Cross-Lingual Sentiment Quantification
This repository contains the code to replicate the experiments of the article entitled "Cross-Lingual Sentiment Quantification".
This code is mainly built upon Scikit-Learn, NumPy, SciPy, and Pandas, that you might install before proceeding. It also utilizes most of the functionalities of PyDCI (implementing Distributional Correspondence Indexing), nut (implementing Cross-Lingual Structural Correspondence Learning), and QuaNet. Both PyDCI and QuaNet were implemented by us and included here for the sake of ease (some modifications are required though to use the Prettenhofer's nut package, that I could distribute upon request).

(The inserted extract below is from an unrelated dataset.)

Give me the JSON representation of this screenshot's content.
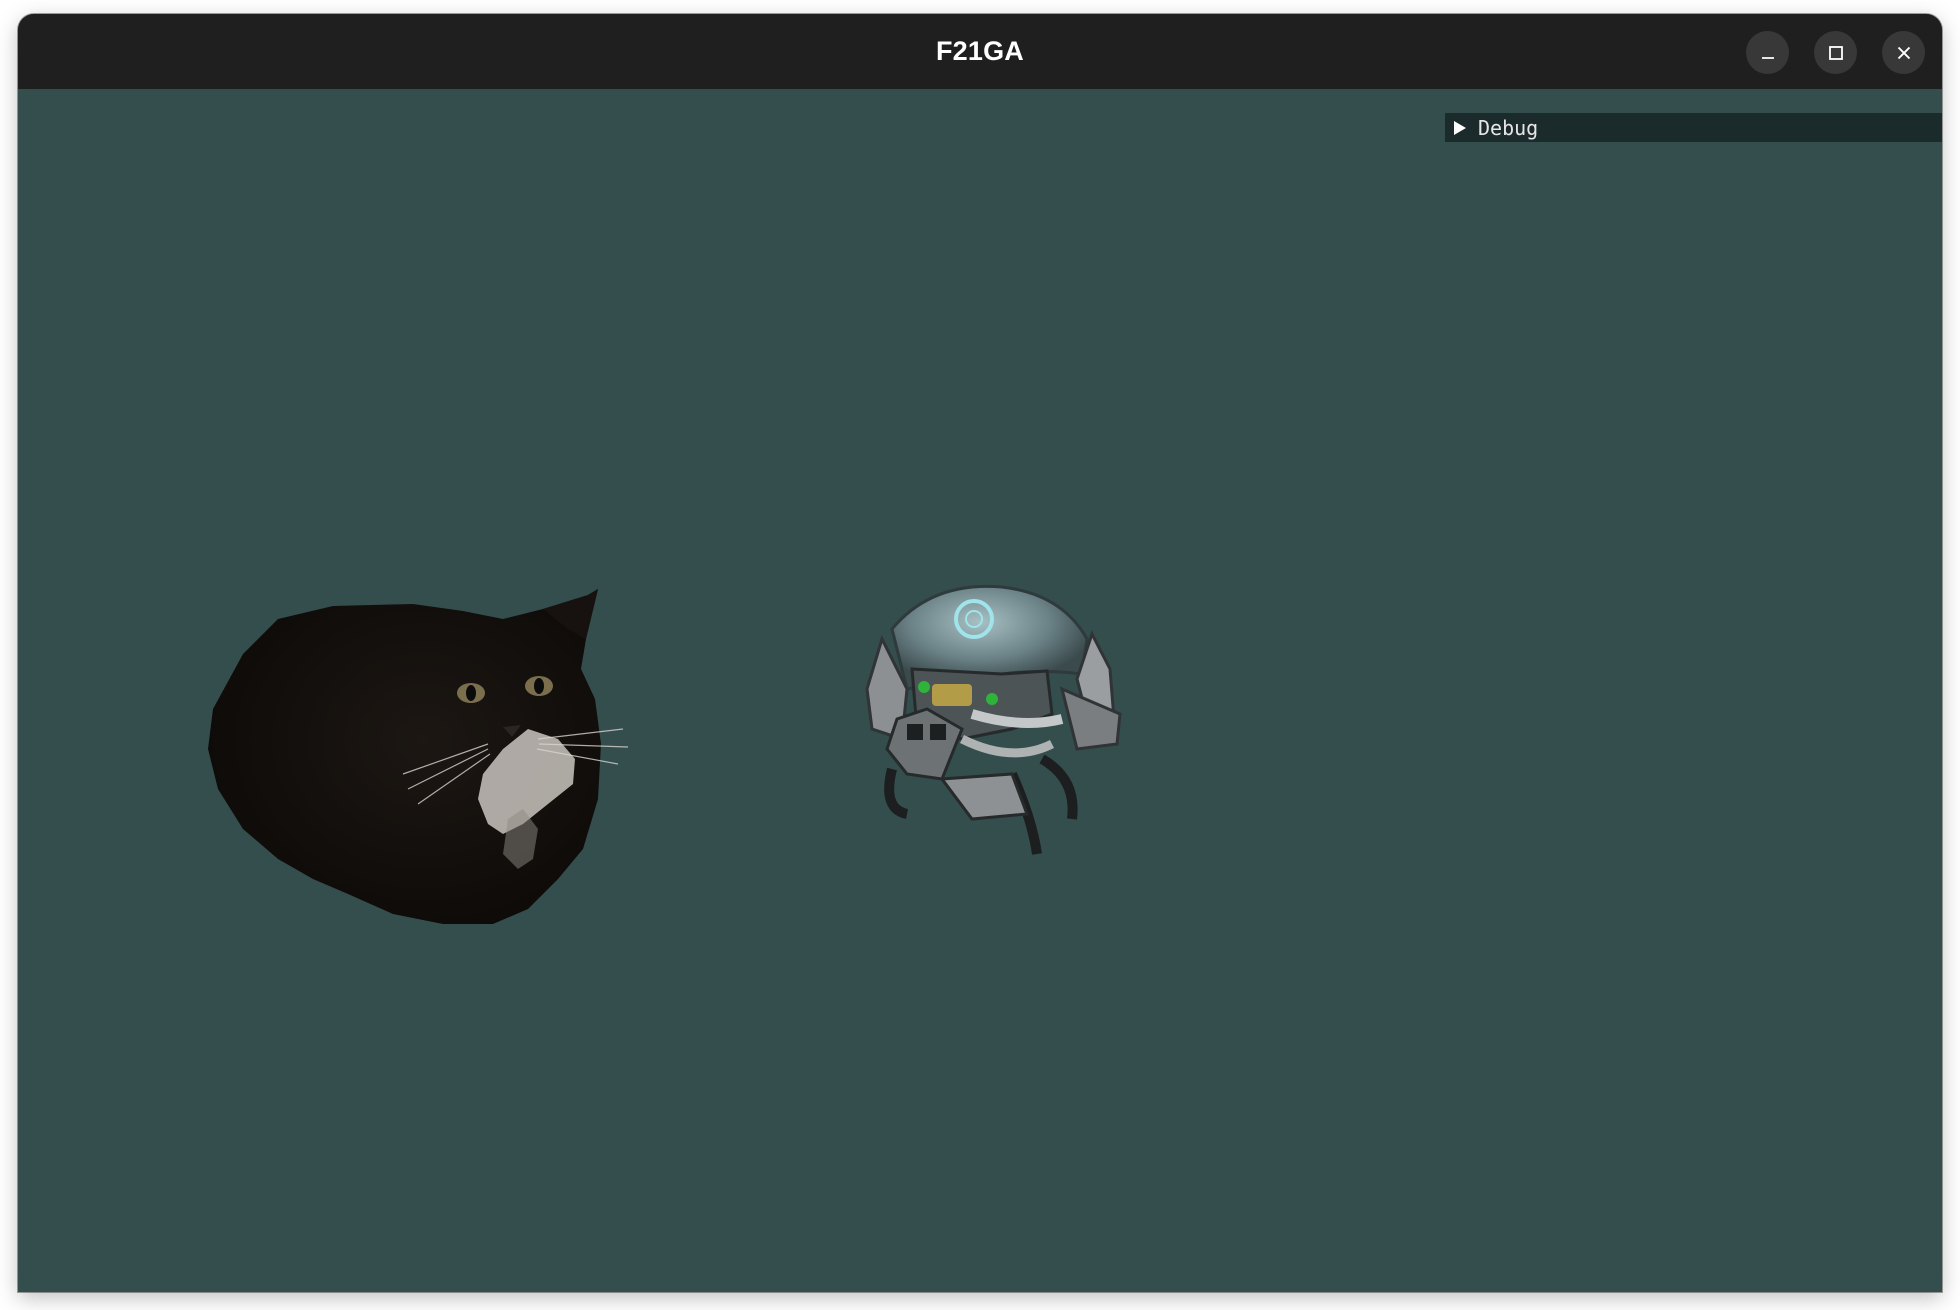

The following scripts can be used to replicate all experiments involving DCI:
- generate_dci_vectors.py produces, for each task, the (numpy) cross-lingual vectors for the training and test documents (train.vec.npy and test.vec.npy). It also generates the vectors of sentiment predictions (train.y_pred.npy and test.y_pred.npy, i.e., the classification of the training documents according to a 10-fold cross validation and the classification of the test documents using all training documents -- the classifier is a LinearSVC), and a copy of the true labels (train.y_pred.npy and test.y_pred.npy).
- generate_probabilities_logreg.py produces, for each task, the vector of (calibrated) posterior probabilities (train.y_prob.npy and test.y_prob.npy) by training and using a logistic regressor using the cross-lingual vectors with their true labels.
- quantification_evaluation.py computes, using the vectors of predictions previously generated, the Classify and Count (CC), Adjusted CC (ACC), Probabilistic CC (PCC), and Probabilistic Adjusted CC (PACC) quantification results.
- generate_quanet_results.py computes the quantification for QuaNet using all vectors generated previously.